Let us take a look at a few of the top techniques for decision making:

  1. Marginal Analysis

Marginal Analysis helps with defining that by how much will the output increase if one additional variable (machine, worker, or raw material) is added. The other factors stay constant in this case.

The prime utility of marginal analysis is for the evaluation of alternatives in the decision-making process.

  1. Financial analysis

Financial analysis is a decision-making tool. It estimates how profitable an investment is going to be. Furthermore, financial analysis is used to calculate the payback period and analyze cash inflows and cash outflows. By discounting cash inflows and cash outflows, the evaluation of investment alternatives is simplified. 

  1. Break-even analysis

Through the break-even analysis, a decision-maker evaluates the available alternatives based upon the variable cost per unit, fixed cost, and price. Henceforth, the level of sales that necessarily cover all fixed costs becomes easy to determine.

The break-even point can henceforth be determined for any particular product or a company as a whole. At the break-even point, the revenue equals expenditure input, and the profit is null.

  1. Ratio Analysis

Ratio analysis is an accounting tool and is used to interpret accounting information. Using ratios, the relationship between the two variables is determined. 

The basics among financial ratios are used for a comparison of cost and revenue for a predetermined period. With the interpretation of financial information through ratio analysis, the strengths and weaknesses of a firm become easy to determine. The current financial condition can be compared with a historic performance.

  1. Operations research techniques

Operation Research (OR) is deeply associated with the practical applications of qualitative methods for decision making. The decision-maker avails of mathematical, scientific, or logical means to arrive at realistic solutions to problems. Across decades, several OR techniques have been deployed by enterprises.

  1. Linear Programming

Linear programming is among the quantitative techniques used for decision making. An organization’s scarce or limited resources are allocated optimally for the achievement of a pre-defined objective. 

Linear implies that the relationship amongst the variables is proportionate.
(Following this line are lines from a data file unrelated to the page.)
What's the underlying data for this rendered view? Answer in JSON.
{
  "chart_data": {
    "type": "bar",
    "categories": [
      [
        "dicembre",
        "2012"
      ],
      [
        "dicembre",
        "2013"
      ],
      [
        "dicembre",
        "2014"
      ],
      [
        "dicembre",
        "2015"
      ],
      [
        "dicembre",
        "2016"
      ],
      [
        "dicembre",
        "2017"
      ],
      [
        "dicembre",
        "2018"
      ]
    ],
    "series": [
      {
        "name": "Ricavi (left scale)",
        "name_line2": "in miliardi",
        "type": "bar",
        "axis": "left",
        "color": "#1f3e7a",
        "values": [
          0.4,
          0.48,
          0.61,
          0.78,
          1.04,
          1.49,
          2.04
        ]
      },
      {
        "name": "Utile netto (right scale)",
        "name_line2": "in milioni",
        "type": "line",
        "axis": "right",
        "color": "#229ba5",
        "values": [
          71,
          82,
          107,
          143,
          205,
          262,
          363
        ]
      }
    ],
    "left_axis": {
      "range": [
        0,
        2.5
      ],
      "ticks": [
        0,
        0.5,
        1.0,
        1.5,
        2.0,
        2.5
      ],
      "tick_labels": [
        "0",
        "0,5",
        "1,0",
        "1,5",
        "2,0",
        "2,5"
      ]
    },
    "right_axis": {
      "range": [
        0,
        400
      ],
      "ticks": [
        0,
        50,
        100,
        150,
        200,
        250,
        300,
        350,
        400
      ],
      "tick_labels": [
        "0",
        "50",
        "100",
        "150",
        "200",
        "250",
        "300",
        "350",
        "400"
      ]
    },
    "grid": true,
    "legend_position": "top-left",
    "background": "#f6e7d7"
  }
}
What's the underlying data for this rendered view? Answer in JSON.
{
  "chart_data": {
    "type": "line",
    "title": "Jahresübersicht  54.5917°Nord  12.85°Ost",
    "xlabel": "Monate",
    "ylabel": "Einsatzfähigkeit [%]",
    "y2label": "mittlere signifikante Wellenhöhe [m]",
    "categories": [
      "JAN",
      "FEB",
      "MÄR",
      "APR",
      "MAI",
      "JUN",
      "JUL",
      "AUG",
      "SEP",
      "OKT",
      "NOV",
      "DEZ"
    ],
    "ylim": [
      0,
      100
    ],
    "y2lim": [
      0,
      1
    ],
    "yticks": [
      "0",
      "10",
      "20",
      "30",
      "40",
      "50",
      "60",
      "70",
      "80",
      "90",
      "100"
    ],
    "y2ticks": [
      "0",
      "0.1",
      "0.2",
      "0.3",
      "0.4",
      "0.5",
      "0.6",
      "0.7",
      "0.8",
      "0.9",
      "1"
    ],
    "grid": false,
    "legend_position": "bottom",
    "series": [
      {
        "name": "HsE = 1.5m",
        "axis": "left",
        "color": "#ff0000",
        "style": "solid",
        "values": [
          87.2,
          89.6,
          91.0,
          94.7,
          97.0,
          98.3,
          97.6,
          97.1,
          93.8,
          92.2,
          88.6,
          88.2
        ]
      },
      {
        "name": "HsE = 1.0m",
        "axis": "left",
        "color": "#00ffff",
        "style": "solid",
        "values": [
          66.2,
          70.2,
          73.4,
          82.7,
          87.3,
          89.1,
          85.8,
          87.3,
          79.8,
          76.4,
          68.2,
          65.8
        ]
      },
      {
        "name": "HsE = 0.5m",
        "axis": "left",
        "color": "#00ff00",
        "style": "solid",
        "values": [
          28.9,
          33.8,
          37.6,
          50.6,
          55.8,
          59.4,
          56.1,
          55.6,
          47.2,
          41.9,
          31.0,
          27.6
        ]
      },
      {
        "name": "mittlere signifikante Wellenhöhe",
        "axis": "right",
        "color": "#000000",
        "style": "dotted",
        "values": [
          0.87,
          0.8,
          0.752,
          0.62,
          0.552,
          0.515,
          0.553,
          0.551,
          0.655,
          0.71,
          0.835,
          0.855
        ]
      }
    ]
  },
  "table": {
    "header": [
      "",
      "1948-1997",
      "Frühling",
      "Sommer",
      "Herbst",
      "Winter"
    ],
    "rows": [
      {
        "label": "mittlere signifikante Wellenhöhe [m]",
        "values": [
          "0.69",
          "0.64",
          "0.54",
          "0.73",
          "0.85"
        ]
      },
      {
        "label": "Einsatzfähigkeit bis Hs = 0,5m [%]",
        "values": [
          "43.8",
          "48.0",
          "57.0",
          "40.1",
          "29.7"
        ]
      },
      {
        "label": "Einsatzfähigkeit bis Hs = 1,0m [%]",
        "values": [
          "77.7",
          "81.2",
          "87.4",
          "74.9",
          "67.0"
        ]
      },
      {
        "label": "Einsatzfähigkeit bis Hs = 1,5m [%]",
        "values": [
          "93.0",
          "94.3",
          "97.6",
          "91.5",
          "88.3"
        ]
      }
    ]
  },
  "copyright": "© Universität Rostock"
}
The term programming is used because one develops a specific mathematical model for optimizing outputs in the event of the resources being scarce. 

This technique is used when two or more activities compete for limited resources. All relationships in the scenario should be linear. Linear programming frequently finds applications for inventory management problems and product mix decisions. The technique helps with scheduling production facilities and maintenance activities.

  1. Waiting-line method

The waiting-line method is one of the operations research methods. It uses a mathematical technique that balances the services provided and the waiting lines. Waiting lines are also known as queuing. It is a situation which arises when the demand for service supersedes service facilities.

A perfect balance between demand and supply is difficult to achieve. In the event of excess demand, consumers wait for the services. But in the event of excess supply, there may be no customers for an organization to serve. The former scenario leads to customer frustration, while the company bears costs for unused service facilities in the latter. Striking the balance between demand and supply hence becomes important. 

The Waiting-lines technique provides critical information for decision making but does not solve the problem as such.

  1. Game theory

Game theory is a sophisticated and systematic technique. Competitors are empowered to choose rational strategies that help them achieve their goals. 

The technique delivers insights into situations that involve competition and delivers rational criteria for choosing a strategy. Minimizing the maximum loss and maximizing the minimum gain are two primary concepts used in game theory.